Case in point: I recently built out a GPU-powered voxel raycasting system in Unity. AI was instrumental:

  1. Helped figure out efficient GPU visualization (Graphics.RenderPrimitives) when standard methods choked.
  2. Assisted in porting a Voxel DDA raycaster to a compute shader kernel.
  3. Generated boilerplate for GPU billboard rendering of hit points.
  4. Helped structure the AsyncGPUReadback process to get results back to the CPU for audio occlusion logic.
  5. Provided starting points for multi-pass compute shaders needed for path tracing visualization.

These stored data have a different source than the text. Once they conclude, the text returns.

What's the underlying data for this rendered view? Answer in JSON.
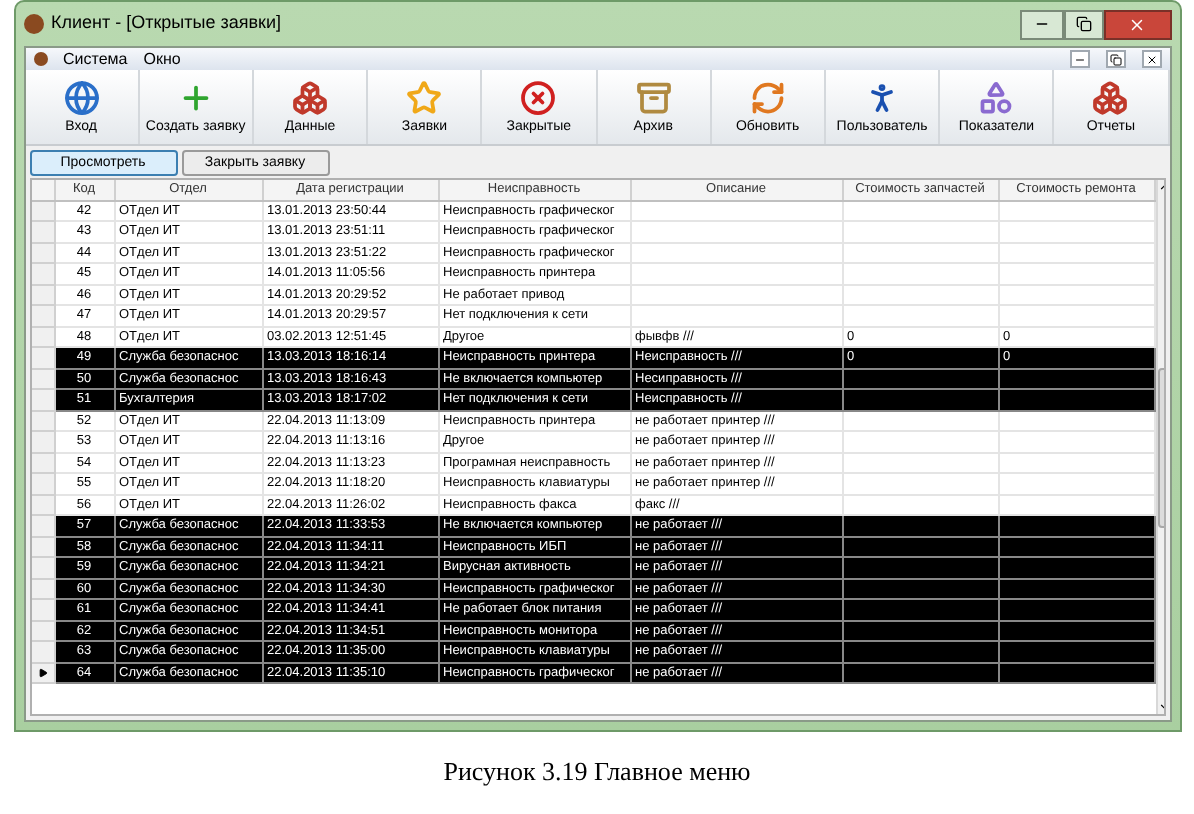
{
  "window": {
    "title": "Клиент - [Открытые заявки]"
  },
  "menu": [
    "Система",
    "Окно"
  ],
  "toolbar": [
    {
      "kind": "globe",
      "label": "Вход"
    },
    {
      "kind": "plus",
      "label": "Создать заявку"
    },
    {
      "kind": "cubes",
      "label": "Данные"
    },
    {
      "kind": "star",
      "label": "Заявки"
    },
    {
      "kind": "close",
      "label": "Закрытые"
    },
    {
      "kind": "archive",
      "label": "Архив"
    },
    {
      "kind": "refresh",
      "label": "Обновить"
    },
    {
      "kind": "user",
      "label": "Пользователь"
    },
    {
      "kind": "shapes",
      "label": "Показатели"
    },
    {
      "kind": "cubes",
      "label": "Отчеты"
    }
  ],
  "actions": [
    {
      "label": "Просмотреть",
      "selected": true
    },
    {
      "label": "Закрыть заявку",
      "selected": false
    }
  ],
  "table": {
    "columns": [
      "Код",
      "Отдел",
      "Дата регистрации",
      "Неисправность",
      "Описание",
      "Стоимость запчастей",
      "Стоимость ремонта"
    ],
    "rows": [
      {
        "code": "42",
        "dept": "ОТдел ИТ",
        "date": "13.01.2013 23:50:44",
        "fault": "Неисправность графическог",
        "selected": false,
        "current": false
      },
      {
        "code": "43",
        "dept": "ОТдел ИТ",
        "date": "13.01.2013 23:51:11",
        "fault": "Неисправность графическог",
        "selected": false,
        "current": false
      },
      {
        "code": "44",
        "dept": "ОТдел ИТ",
        "date": "13.01.2013 23:51:22",
        "fault": "Неисправность графическог",
        "selected": false,
        "current": false
      },
      {
        "code": "45",
        "dept": "ОТдел ИТ",
        "date": "14.01.2013 11:05:56",
        "fault": "Неисправность принтера",
        "selected": false,
        "current": false
      },
      {
        "code": "46",
        "dept": "ОТдел ИТ",
        "date": "14.01.2013 20:29:52",
        "fault": "Не работает привод",
        "selected": false,
        "current": false
      },
      {
        "code": "47",
        "dept": "ОТдел ИТ",
        "date": "14.01.2013 20:29:57",
        "fault": "Нет подключения к сети",
        "selected": false,
        "current": false
      },
      {
        "code": "48",
        "dept": "ОТдел ИТ",
        "date": "03.02.2013 12:51:45",
        "fault": "Другое",
        "desc": "фывфв ///",
        "parts": "0",
        "repair": "0",
        "selected": false,
        "current": false
      },
      {
        "code": "49",
        "dept": "Служба безопаснос",
        "date": "13.03.2013 18:16:14",
        "fault": "Неисправность принтера",
        "desc": "Неисправность ///",
        "parts": "0",
        "repair": "0",
        "selected": true,
        "current": false
      },
      {
        "code": "50",
        "dept": "Служба безопаснос",
        "date": "13.03.2013 18:16:43",
        "fault": "Не включается компьютер",
        "desc": "Несиправность ///",
        "selected": true,
        "current": false
      },
      {
        "code": "51",
        "dept": "Бухгалтерия",
        "date": "13.03.2013 18:17:02",
        "fault": "Нет подключения к сети",
        "desc": "Неисправность ///",
        "selected": true,
        "current": false
      },
      {
        "code": "52",
        "dept": "ОТдел ИТ",
        "date": "22.04.2013 11:13:09",
        "fault": "Неисправность принтера",
        "desc": "не работает принтер ///",
        "selected": false,
        "current": false
      },
      {
        "code": "53",
        "dept": "ОТдел ИТ",
        "date": "22.04.2013 11:13:16",
        "fault": "Другое",
        "desc": "не работает принтер ///",
        "selected": false,
        "current": false
      },
      {
        "code": "54",
        "dept": "ОТдел ИТ",
        "date": "22.04.2013 11:13:23",
        "fault": "Програмная неисправность",
        "desc": "не работает принтер ///",
        "selected": false,
        "current": false
      },
      {
        "code": "55",
        "dept": "ОТдел ИТ",
        "date": "22.04.2013 11:18:20",
        "fault": "Неисправность клавиатуры",
        "desc": "не работает принтер ///",
        "selected": false,
        "current": false
      },
      {
        "code": "56",
        "dept": "ОТдел ИТ",
        "date": "22.04.2013 11:26:02",
        "fault": "Неисправность факса",
        "desc": "факс ///",
        "selected": false,
        "current": false
      },
      {
        "code": "57",
        "dept": "Служба безопаснос",
        "date": "22.04.2013 11:33:53",
        "fault": "Не включается компьютер",
        "desc": "не работает ///",
        "selected": true,
        "current": false
      },
      {
        "code": "58",
        "dept": "Служба безопаснос",
        "date": "22.04.2013 11:34:11",
        "fault": "Неисправность ИБП",
        "desc": "не работает ///",
        "selected": true,
        "current": false
      },
      {
        "code": "59",
        "dept": "Служба безопаснос",
        "date": "22.04.2013 11:34:21",
        "fault": "Вирусная активность",
        "desc": "не работает ///",
        "selected": true,
        "current": false
      },
      {
        "code": "60",
        "dept": "Служба безопаснос",
        "date": "22.04.2013 11:34:30",
        "fault": "Неисправность графическог",
        "desc": "не работает ///",
        "selected": true,
        "current": false
      },
      {
        "code": "61",
        "dept": "Служба безопаснос",
        "date": "22.04.2013 11:34:41",
        "fault": "Не работает блок питания",
        "desc": "не работает ///",
        "selected": true,
        "current": false
      },
      {
        "code": "62",
        "dept": "Служба безопаснос",
        "date": "22.04.2013 11:34:51",
        "fault": "Неисправность монитора",
        "desc": "не работает ///",
        "selected": true,
        "current": false
      },
      {
        "code": "63",
        "dept": "Служба безопаснос",
        "date": "22.04.2013 11:35:00",
        "fault": "Неисправность клавиатуры",
        "desc": "не работает ///",
        "selected": true,
        "current": false
      },
      {
        "code": "64",
        "dept": "Служба безопаснос",
        "date": "22.04.2013 11:35:10",
        "fault": "Неисправность графическог",
        "desc": "не работает ///",
        "selected": true,
        "current": true
      }
    ]
  },
  "caption": "Рисунок 3.19 Главное меню"
}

It acted like a pair programmer that knew compute shaders, HLSL, and Unity graphics APIs way better than I could recall offhand, significantly speeding up development of a complex feature.


Rays Rays Rays


The Takeaway: Janky Process, Useful Accelerator

So, yeah. Even if “vibe coding” feels janky sometimes, AI like Gemini 2.5 is a powerful accelerator for early stage prototyping. Especially for solo devs or small teams just wanting to see if an idea has legs quickly. I could try out core mechanics in JS, a language I avoid, far faster than setting up equivalent projects from scratch, even in Unity where I’m comfortable. Getting something like the threaded A* visualizer (VibeStar), the SVO ray bouncer (VibeBounce), or even the live tunable car physics (VibeCar) running purely through prompts in a browser environment is pretty nuts.

It’s not replacing developers or deep engine work. But it’s definitely changing how fast you can slap together a proof of concept. It lets you focus more on the core game idea and less on the initial boilerplate, even if you have to wrestle the AI into shape. In regular development (like Unity), it’s less “vibe” and more “augmentation” – handling the tedious bits and providing expert knowledge on demand.

Curious if anyone else has had similar experiences fighting with, but ultimately getting results from, these tools. Let me know your thoughts.